What’s next: The meeting starts at 9:30 am Wednesday at the County Commission chambers, sixth floor, 301 N. Olive Ave., West Palm Beach. But beware, it’s last on a packed agenda, and the county has taken measures to be sure the room will be available past 5 pm.
🍅 The juice
Fresh-squeezed news from all over

🚫 Just saying no. A March survey of 1,000 students by Intelligent.com found one in eight Florida high school seniors won’t attend college here, citing seismic shifts in education policy led by Gov. Ron DeSantis. One in 20 college students plans to transfer. And educators told the Florida Bulldog some professors are packing to leave, too, while out-of-state professors are just saying no to Florida.
🚦Last week in money: Shares of GEO Group (NYSE: GEO) belly-flopped after missing quarterly per-share-earnings estimates by 3 cents. One culprit: A $22.6 million increase in interest expenses, even as the prison management company continues to aggressively pay down debt. GEO shares closed slightly up at $7.57 Monday.

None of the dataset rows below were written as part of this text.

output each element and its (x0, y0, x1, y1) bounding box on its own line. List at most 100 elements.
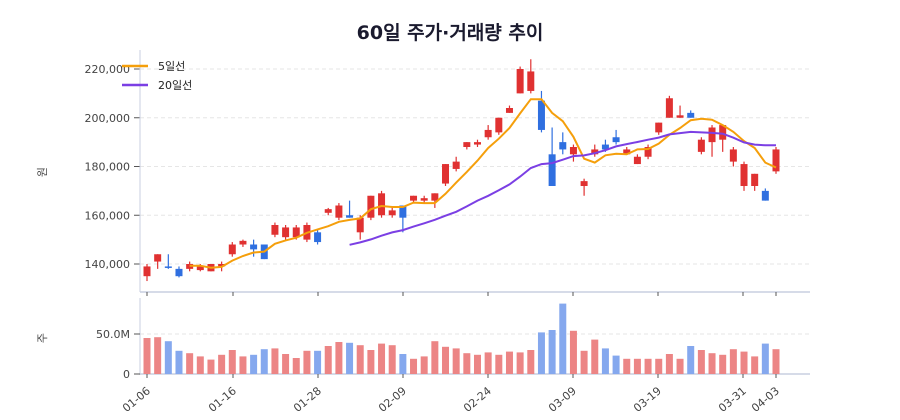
candle (452, 156, 460, 172)
candle (175, 266, 183, 278)
volume-bar (399, 354, 407, 374)
volume-bar (196, 356, 204, 374)
volume-bar (655, 358, 663, 374)
candle (591, 144, 599, 157)
volume-bar (473, 354, 481, 374)
candle (154, 254, 162, 269)
volume-bar (335, 342, 343, 374)
candle (665, 95, 673, 118)
volume-bar (154, 337, 162, 374)
candle (346, 200, 354, 218)
candle (505, 105, 513, 113)
volume-bar (356, 345, 364, 374)
volume-axis-label: 주 (36, 333, 49, 343)
date-tick: 02-09 (376, 384, 409, 415)
volume-bar (676, 358, 684, 374)
candle (228, 242, 236, 257)
volume-bar (314, 350, 322, 374)
volume-bar (271, 348, 279, 374)
volume-tick: 0 (123, 368, 130, 381)
candle (239, 239, 247, 247)
candle (548, 127, 556, 186)
candle (282, 225, 290, 240)
date-tick: 02-24 (461, 384, 494, 415)
candle (537, 90, 545, 133)
volume-bar (580, 350, 588, 374)
volume-bar (388, 345, 396, 374)
volume-bar (644, 358, 652, 374)
date-tick: 01-16 (206, 384, 239, 415)
date-tick: 01-06 (120, 384, 153, 415)
candle (697, 137, 705, 155)
candle (772, 147, 780, 174)
candle (324, 207, 332, 216)
volume-bar (601, 348, 609, 374)
candle (473, 139, 481, 147)
candle (335, 203, 343, 221)
candle (271, 222, 279, 238)
candle (399, 205, 407, 233)
volume-bar (186, 353, 194, 374)
price-tick: 160,000 (85, 209, 131, 222)
chart-title: 60일 주가·거래량 추이 (356, 22, 544, 44)
candle (761, 188, 769, 201)
volume-bar (260, 349, 268, 374)
volume-bar (452, 348, 460, 374)
volume-bar (729, 349, 737, 374)
candle (676, 105, 684, 118)
volume-bar (495, 354, 503, 374)
volume-bar (751, 356, 759, 374)
candle (580, 178, 588, 196)
candle (463, 142, 471, 150)
candle (484, 125, 492, 140)
volume-bar (548, 330, 556, 374)
volume-bar (591, 339, 599, 374)
volume-bar (697, 350, 705, 374)
candle (431, 193, 439, 208)
volume-bar (410, 358, 418, 374)
candle (644, 144, 652, 160)
candle (367, 195, 375, 221)
volume-bar (143, 338, 151, 374)
volume-tick: 50.0M (96, 328, 130, 341)
price-tick: 200,000 (85, 112, 131, 125)
candle (751, 173, 759, 191)
candle (623, 147, 631, 155)
volume-bar (505, 351, 513, 374)
volume-bar (420, 356, 428, 374)
date-tick: 03-19 (631, 384, 664, 415)
volume-bar (537, 332, 545, 374)
volume-bar (612, 355, 620, 374)
candle (250, 239, 258, 257)
candle (655, 122, 663, 135)
date-tick: 03-31 (716, 384, 749, 415)
volume-bar (207, 359, 215, 374)
volume-bar (463, 353, 471, 374)
volume-bar (250, 354, 258, 374)
candle (143, 264, 151, 282)
volume-bar (559, 303, 567, 374)
candle (729, 147, 737, 167)
volume-bar (303, 350, 311, 374)
candle (420, 195, 428, 204)
volume-bar (367, 350, 375, 374)
legend-label: 5일선 (158, 59, 185, 73)
volume-bar (687, 346, 695, 374)
price-axis-label: 원 (36, 167, 49, 177)
candle (708, 125, 716, 157)
candle (612, 129, 620, 145)
volume-bar (516, 352, 524, 374)
volume-bar (324, 346, 332, 374)
ma5-line (189, 98, 777, 269)
volume-bar (431, 341, 439, 374)
candle (527, 59, 535, 94)
candle (740, 161, 748, 191)
candle (516, 66, 524, 94)
volume-bar (378, 343, 386, 374)
candle (442, 164, 450, 186)
candle (559, 132, 567, 155)
volume-bar (665, 354, 673, 374)
date-tick: 03-09 (546, 384, 579, 415)
volume-bar (228, 350, 236, 374)
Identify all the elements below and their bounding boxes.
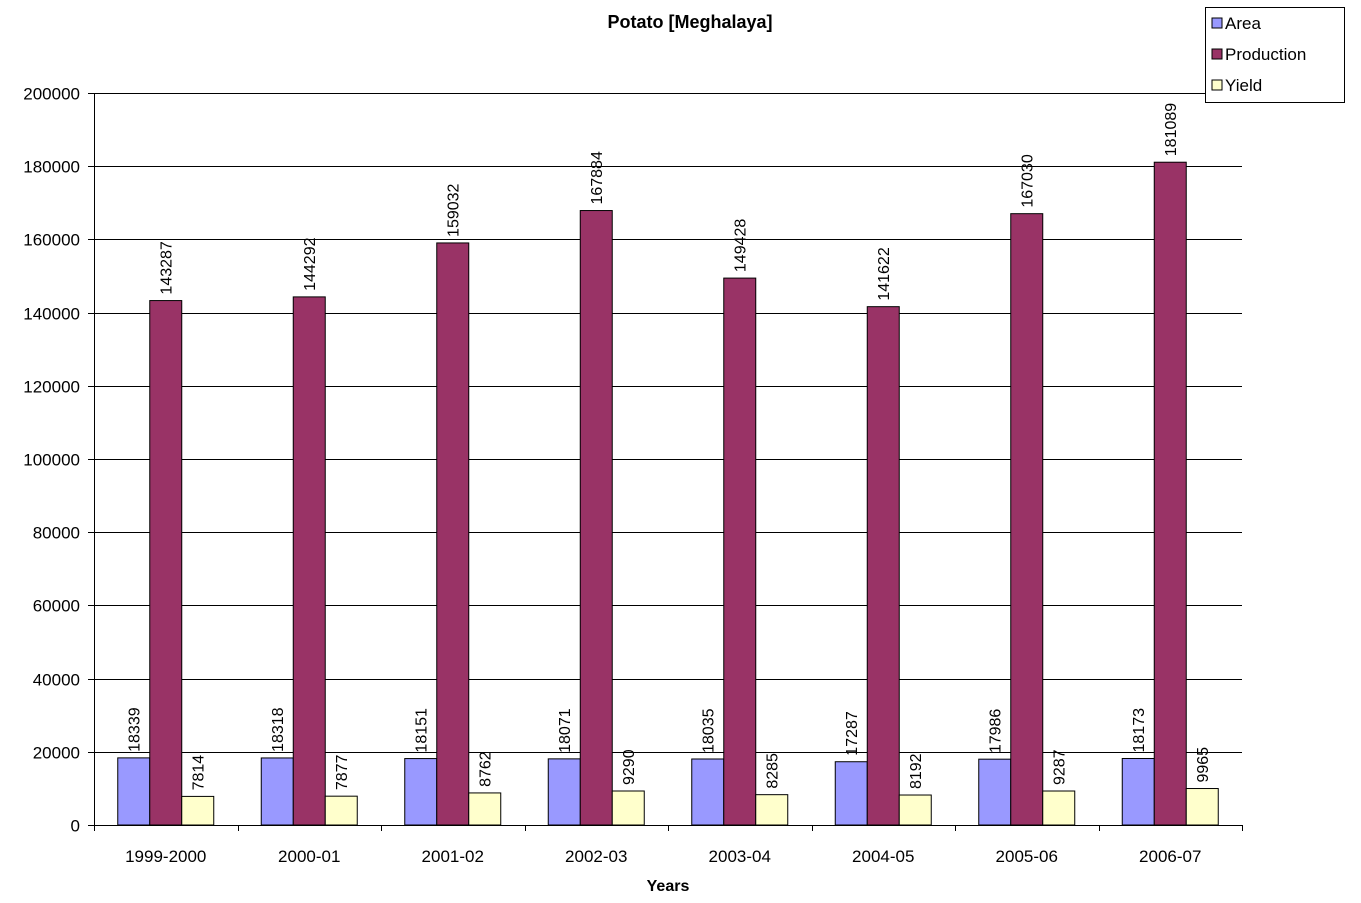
bar-production-2000-01 [292, 296, 326, 826]
bar-area-2005-06 [978, 758, 1012, 826]
x-tick-label: 2004-05 [852, 847, 914, 866]
bar-production-2002-03 [579, 210, 613, 826]
legend-swatch-production [1211, 48, 1223, 60]
y-tick-label: 180000 [23, 158, 80, 177]
bar-area-2000-01 [260, 757, 294, 826]
x-axis-title: Years [647, 878, 690, 895]
legend-label-yield: Yield [1225, 76, 1262, 95]
bar-yield-2004-05 [898, 794, 932, 826]
legend-swatch-yield [1211, 79, 1223, 91]
bar-yield-2002-03 [611, 790, 645, 826]
y-tick-label: 100000 [23, 451, 80, 470]
bar-production-2006-07 [1153, 161, 1187, 826]
x-tick-label: 2002-03 [565, 847, 627, 866]
data-label: 167884 [589, 151, 606, 204]
data-label: 159032 [446, 183, 463, 236]
data-label: 17986 [988, 709, 1005, 754]
y-tick-label: 20000 [33, 744, 80, 763]
bar-production-1999-2000 [149, 300, 183, 826]
axes: 0 20000 40000 60000 80000 100000 120000 140000 1… [23, 85, 1243, 866]
bar-production-2001-02 [436, 242, 470, 826]
x-tick-label: 2001-02 [422, 847, 484, 866]
bar-area-2006-07 [1121, 757, 1155, 826]
x-tick-label: 2005-06 [996, 847, 1058, 866]
bar-area-2001-02 [404, 758, 438, 826]
bar-production-2004-05 [866, 306, 900, 826]
y-tick-label: 200000 [23, 85, 80, 104]
bar-yield-2005-06 [1042, 790, 1076, 826]
data-label: 141622 [876, 247, 893, 300]
data-label: 17287 [844, 711, 861, 756]
legend-label-area: Area [1225, 14, 1261, 33]
x-tick-label: 2006-07 [1139, 847, 1201, 866]
bar-yield-2000-01 [324, 795, 358, 826]
bar-yield-1999-2000 [181, 795, 215, 826]
data-label: 8285 [765, 753, 782, 789]
data-label: 181089 [1163, 103, 1180, 156]
y-tick-label: 140000 [23, 305, 80, 324]
bar-area-2003-04 [691, 758, 725, 826]
y-tick-label: 120000 [23, 378, 80, 397]
data-label: 149428 [733, 219, 750, 272]
data-label: 18151 [414, 708, 431, 753]
data-label: 18318 [270, 707, 287, 752]
bar-yield-2003-04 [755, 794, 789, 826]
data-label: 143287 [159, 241, 176, 294]
data-label: 8192 [908, 753, 925, 789]
y-tick-label: 160000 [23, 231, 80, 250]
bar-production-2005-06 [1010, 213, 1044, 826]
data-label: 9965 [1195, 747, 1212, 783]
data-label: 167030 [1020, 154, 1037, 207]
bar-area-2004-05 [834, 761, 868, 826]
bar-yield-2006-07 [1185, 788, 1219, 826]
y-tick-label: 0 [71, 817, 80, 836]
grid-lines [94, 93, 1242, 753]
data-labels: 18339 143287 7814 18318 144292 7877 18151 15903… [127, 103, 1213, 791]
data-label: 18339 [127, 707, 144, 752]
chart-title: Potato [Meghalaya] [607, 12, 772, 32]
legend: Area Production Yield [1205, 7, 1345, 103]
y-tick-label: 80000 [33, 524, 80, 543]
data-label: 18173 [1131, 708, 1148, 753]
bar-yield-2001-02 [468, 792, 502, 826]
data-label: 7814 [191, 755, 208, 791]
y-tick-label: 40000 [33, 671, 80, 690]
data-label: 18071 [557, 708, 574, 753]
data-label: 7877 [334, 754, 351, 790]
bar-area-1999-2000 [117, 757, 151, 826]
legend-label-production: Production [1225, 45, 1306, 64]
x-tick-label: 2000-01 [278, 847, 340, 866]
x-tick-label: 2003-04 [709, 847, 771, 866]
data-label: 8762 [478, 751, 495, 787]
x-tick-label: 1999-2000 [125, 847, 206, 866]
data-label: 18035 [701, 708, 718, 753]
bars [117, 161, 1219, 826]
legend-box [1205, 7, 1345, 103]
bar-production-2003-04 [723, 277, 757, 826]
bar-area-2002-03 [547, 758, 581, 826]
data-label: 144292 [302, 237, 319, 290]
legend-swatch-area [1211, 17, 1223, 29]
data-label: 9290 [621, 749, 638, 785]
y-tick-label: 60000 [33, 597, 80, 616]
data-label: 9287 [1052, 749, 1069, 785]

Meanwhile, JP Morgan Chase has gobbled up First Republic (NYSE: FRC), the San Francisco bank that made its chops on white-glove service to high-wealth customers. We wrote about the bank, its local branches and its troubles in March.

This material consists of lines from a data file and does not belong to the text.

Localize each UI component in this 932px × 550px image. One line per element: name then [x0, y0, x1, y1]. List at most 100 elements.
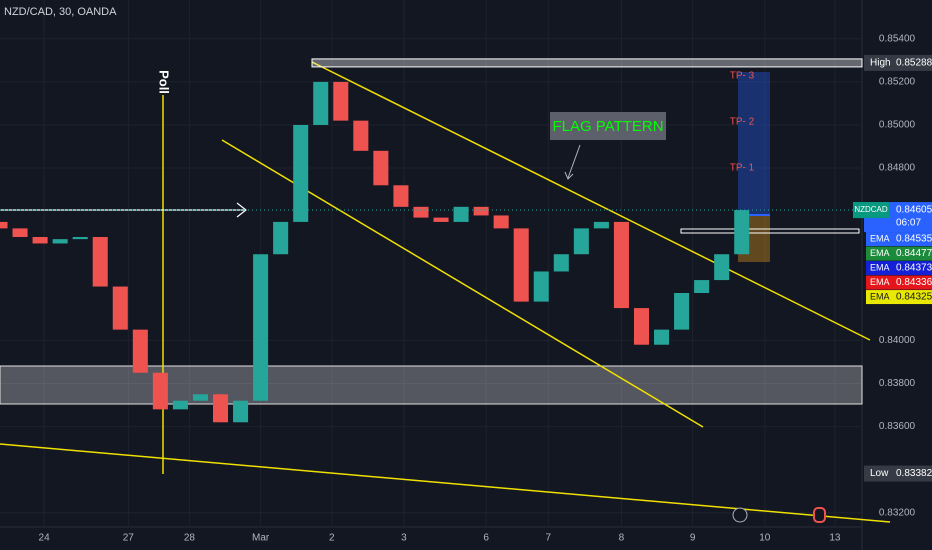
x-tick-label: 7 — [545, 533, 551, 544]
candle-body — [92, 236, 108, 287]
ema-value: 0.84336 — [896, 277, 932, 288]
candle-body — [513, 228, 529, 302]
trend-line — [311, 61, 871, 341]
ema-bg — [866, 290, 932, 305]
candle-body — [112, 286, 128, 330]
flag-label-bg — [550, 112, 666, 140]
axis: 0.85400 0.85200 0.85000 0.84800 0.84000 0.838… — [39, 33, 932, 544]
x-tick-label: 9 — [690, 533, 696, 544]
poll-label: Poll — [157, 70, 172, 94]
ema-name: EMA — [870, 277, 890, 287]
x-tick-label: 2 — [329, 533, 335, 544]
high-value: 0.85288 — [896, 58, 932, 69]
tp-label: TP- 1 — [730, 163, 755, 174]
candle-body — [654, 329, 670, 345]
y-tick-label: 0.84000 — [879, 335, 916, 346]
low-label-bg — [864, 465, 932, 482]
candle-body — [453, 206, 469, 222]
candle-body — [313, 81, 329, 125]
high-label-bg — [864, 54, 932, 71]
ema-name: EMA — [870, 291, 890, 301]
candle-body — [293, 124, 309, 222]
chart-title: NZD/CAD, 30, OANDA — [4, 6, 117, 18]
candle-body — [493, 215, 509, 229]
high-name: High — [870, 58, 891, 69]
candle-body — [72, 236, 88, 240]
x-tick-label: 10 — [759, 533, 771, 544]
candle-body — [473, 206, 489, 216]
y-tick-label: 0.85000 — [879, 120, 916, 131]
callout-line — [567, 144, 581, 179]
x-tick-label: 27 — [123, 533, 135, 544]
tp-label: TP- 2 — [730, 117, 755, 128]
ema-bg — [866, 275, 932, 290]
symbol-bg — [853, 202, 889, 219]
resistance-box — [680, 228, 860, 234]
ema-name: EMA — [870, 248, 890, 258]
x-tick-label: 6 — [483, 533, 489, 544]
candle-body — [333, 81, 349, 121]
event-icon[interactable] — [732, 507, 748, 523]
x-tick-label: Mar — [252, 533, 270, 544]
y-tick-label: 0.85400 — [879, 33, 916, 44]
candle-body — [573, 228, 589, 255]
ema-value: 0.84535 — [896, 234, 932, 245]
candle-body — [373, 150, 389, 186]
ema-name: EMA — [870, 262, 890, 272]
candle-body — [52, 239, 68, 244]
candle-body — [353, 120, 369, 151]
candle-body — [593, 221, 609, 229]
candle-body — [633, 308, 650, 345]
event-icon[interactable] — [813, 507, 826, 523]
target-zone — [738, 72, 770, 215]
y-tick-label: 0.83800 — [879, 378, 916, 389]
x-tick-label: 3 — [401, 533, 407, 544]
y-tick-label: 0.83600 — [879, 421, 916, 432]
ema-bg — [866, 261, 932, 276]
arrow-head — [236, 202, 247, 218]
candle-body — [433, 217, 449, 222]
last-price: 0.84605 — [896, 205, 932, 216]
candle-body — [273, 221, 289, 255]
candle-body — [192, 394, 208, 401]
candle-body — [553, 254, 569, 272]
ema-value: 0.84325 — [896, 292, 932, 303]
candle-body — [12, 228, 28, 237]
x-tick-label: 28 — [184, 533, 196, 544]
high-line — [311, 58, 863, 68]
low-name: Low — [870, 468, 889, 479]
candle-body — [212, 394, 229, 423]
callout-head — [564, 171, 574, 180]
ema-bg — [866, 232, 932, 247]
candle-body — [32, 236, 48, 244]
candle-body — [674, 293, 690, 330]
support-zone — [0, 365, 863, 405]
y-tick-label: 0.85200 — [879, 77, 916, 88]
countdown: 06:07 — [896, 218, 921, 229]
candle-body — [613, 221, 629, 309]
candle-body — [393, 185, 409, 207]
low-value: 0.83382 — [896, 468, 932, 479]
candle-body — [233, 400, 249, 423]
ema-bg — [866, 246, 932, 261]
symbol: NZDCAD — [854, 205, 888, 214]
candle-body — [172, 400, 188, 410]
candle-body — [694, 280, 710, 294]
candles — [0, 58, 863, 423]
ema-value: 0.84373 — [896, 263, 932, 274]
candle-body — [152, 372, 168, 410]
x-tick-label: 13 — [829, 533, 841, 544]
y-tick-label: 0.83200 — [879, 507, 916, 518]
candle-body — [734, 210, 750, 255]
y-tick-label: 0.84800 — [879, 163, 916, 174]
candle-body — [714, 254, 730, 281]
candle-body — [132, 329, 148, 373]
tp-label: TP- 3 — [730, 71, 755, 82]
candle-body — [0, 221, 8, 229]
candle-body — [533, 271, 549, 302]
ema-value: 0.84477 — [896, 248, 932, 259]
candle-body — [413, 206, 429, 218]
ema-name: EMA — [870, 233, 890, 243]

☀️ Lake Worth Beach’s city attorney is “very confident” the city will reach a lease agreement with Benny’s on the Beach. (Stet contributor Joe Capozzi reports there will be an update at today’s LWB city meeting.) (WPBF)
🚂 Brightline says its route from West Palm Beach to Miami was, for the first time, profitable on an operating basis in March. (The Next Miami)

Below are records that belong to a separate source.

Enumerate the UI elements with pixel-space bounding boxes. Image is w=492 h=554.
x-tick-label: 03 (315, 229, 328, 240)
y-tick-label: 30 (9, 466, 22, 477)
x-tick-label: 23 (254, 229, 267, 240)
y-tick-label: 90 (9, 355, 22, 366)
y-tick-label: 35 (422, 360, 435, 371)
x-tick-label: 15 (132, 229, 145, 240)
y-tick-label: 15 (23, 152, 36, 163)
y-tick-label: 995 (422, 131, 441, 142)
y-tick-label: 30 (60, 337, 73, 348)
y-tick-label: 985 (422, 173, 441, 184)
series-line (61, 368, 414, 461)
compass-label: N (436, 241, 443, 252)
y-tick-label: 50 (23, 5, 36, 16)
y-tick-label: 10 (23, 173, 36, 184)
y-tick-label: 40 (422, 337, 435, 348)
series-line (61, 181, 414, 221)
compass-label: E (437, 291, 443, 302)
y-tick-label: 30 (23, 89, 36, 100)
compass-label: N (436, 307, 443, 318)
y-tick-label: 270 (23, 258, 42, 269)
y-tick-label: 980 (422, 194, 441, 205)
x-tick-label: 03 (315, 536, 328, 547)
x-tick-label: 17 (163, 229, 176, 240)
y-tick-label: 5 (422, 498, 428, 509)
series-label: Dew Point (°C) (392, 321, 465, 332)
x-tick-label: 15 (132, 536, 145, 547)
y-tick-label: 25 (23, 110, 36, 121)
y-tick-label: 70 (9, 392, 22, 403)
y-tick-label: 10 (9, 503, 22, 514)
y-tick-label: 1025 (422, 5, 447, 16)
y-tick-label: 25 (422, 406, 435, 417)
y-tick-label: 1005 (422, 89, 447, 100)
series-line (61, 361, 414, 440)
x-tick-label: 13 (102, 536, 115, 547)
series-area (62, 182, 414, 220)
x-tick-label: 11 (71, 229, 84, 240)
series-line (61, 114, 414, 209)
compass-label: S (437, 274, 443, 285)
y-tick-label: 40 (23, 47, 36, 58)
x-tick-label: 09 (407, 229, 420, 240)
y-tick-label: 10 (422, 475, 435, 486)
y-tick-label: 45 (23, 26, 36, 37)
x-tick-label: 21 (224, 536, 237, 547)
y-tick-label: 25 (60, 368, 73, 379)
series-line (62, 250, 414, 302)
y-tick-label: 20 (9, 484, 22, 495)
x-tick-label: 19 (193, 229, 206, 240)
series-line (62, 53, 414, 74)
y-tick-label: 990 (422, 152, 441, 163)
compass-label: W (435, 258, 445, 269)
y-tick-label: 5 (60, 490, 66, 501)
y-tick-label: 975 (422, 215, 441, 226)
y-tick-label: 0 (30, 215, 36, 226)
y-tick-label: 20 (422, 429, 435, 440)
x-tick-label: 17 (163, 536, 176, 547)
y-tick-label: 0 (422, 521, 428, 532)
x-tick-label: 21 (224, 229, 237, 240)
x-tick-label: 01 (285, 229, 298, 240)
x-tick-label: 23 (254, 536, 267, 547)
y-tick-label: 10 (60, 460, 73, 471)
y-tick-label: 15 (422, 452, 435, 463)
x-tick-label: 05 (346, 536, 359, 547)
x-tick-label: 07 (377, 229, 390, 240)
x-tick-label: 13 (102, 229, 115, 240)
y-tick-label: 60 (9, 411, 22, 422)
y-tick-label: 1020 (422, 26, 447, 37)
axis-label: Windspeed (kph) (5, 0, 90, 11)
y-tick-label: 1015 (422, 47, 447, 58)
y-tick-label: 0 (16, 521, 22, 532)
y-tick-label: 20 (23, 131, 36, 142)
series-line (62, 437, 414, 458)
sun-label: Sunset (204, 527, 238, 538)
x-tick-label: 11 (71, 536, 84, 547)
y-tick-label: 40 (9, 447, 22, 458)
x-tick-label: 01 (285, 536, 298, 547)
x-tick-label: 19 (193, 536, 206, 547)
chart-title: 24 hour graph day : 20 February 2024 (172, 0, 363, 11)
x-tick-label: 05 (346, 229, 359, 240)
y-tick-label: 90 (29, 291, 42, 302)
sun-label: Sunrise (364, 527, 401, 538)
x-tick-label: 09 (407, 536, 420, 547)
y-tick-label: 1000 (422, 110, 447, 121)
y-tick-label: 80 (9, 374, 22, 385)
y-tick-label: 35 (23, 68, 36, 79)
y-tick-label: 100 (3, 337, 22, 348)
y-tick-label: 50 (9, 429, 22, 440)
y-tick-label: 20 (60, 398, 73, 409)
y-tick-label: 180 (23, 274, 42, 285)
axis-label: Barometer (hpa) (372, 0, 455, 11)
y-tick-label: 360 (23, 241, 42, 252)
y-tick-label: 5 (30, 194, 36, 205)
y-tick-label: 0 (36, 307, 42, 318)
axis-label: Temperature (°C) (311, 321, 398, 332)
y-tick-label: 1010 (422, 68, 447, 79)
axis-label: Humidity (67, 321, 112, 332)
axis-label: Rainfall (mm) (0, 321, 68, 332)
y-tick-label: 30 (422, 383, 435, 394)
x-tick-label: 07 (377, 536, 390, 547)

⛲️ The naked truth about “Naked Gardens.” (Joe Capozzi)
Recent obituaries of notable people in our community
Sandra “Sandi” Richmond, longtime Palm Beach County School District board member, March 29 at 73.
George de Guardiola, played a key role in the development of Abacoa in Jupiter, April 13 at 75.
John C. Grant, oversaw renovation of the Coast Guard Station and JFK Bunker on Peanut Island, Dec. 29, 2022, at 89.
Erika Kirk, the colorful wife of former Gov. Claude Kirk (who died in 2011), April 26 at 88.
👎🏼 Quiz: ‘Bad books! Bad!’
Which well-known but dearly departed person is spinning in their grave because a Florida school district just banned a children’s picture book about their life?
561 insider: First responders show how they save the day
More than 250 firefighters, police and paramedics are in Lake Worth this week to compete in a measure of the lifesaving skills they perform on the job.
And you can see it for free.
What’s happening: The inaugural Palm Beach State College Invitational will be at the school’s Lake Worth campus. The competition will simulate real-world emergencies.
The challenges will take place Tuesday through Saturday at various times, 8:30 a.m. to 5:30 p.m., at the campus’s Public Safety Training Center, 4200 Congress Ave.
Wednesday will have the most action with a vehicle extrication preliminary at the campus and a competition called Rapid Intervention Crew on the street in front of the Lake Worth Beach casino building.
Of note: Palm Beach State College, founded 90 years ago, is the leading educator of public safety professionals in Palm Beach County.
Among the teams are first responders from Boca Raton, Boynton Beach, Delray Beach, West Palm Beach, Palm Beach Gardens and Palm Beach County departments.
If you go: The public is welcome to observe — and cheer — the competitors at no charge.
The event schedule and details can be found at www.palmbeachstate.edu/PBSCInvitational.
There will be food, demonstrations and sponsor merchandise booths.
Greeters will be on campus to guide visitors.
☀️ SunFest returns to West Palm Beach’s waterfront on Friday. This year, the festival’s ambition is focused on three days of music as it sheds the traditional juried art show, fireworks and Thursday start.
🥭 What is it when you have too many mangoes on your tree? Pat is in the midst of her annual “curse of the mango lawn blanket.” On the other hand, neighbors, total strangers and a raccoon named Rocky all come by to say hello and pick up snacks.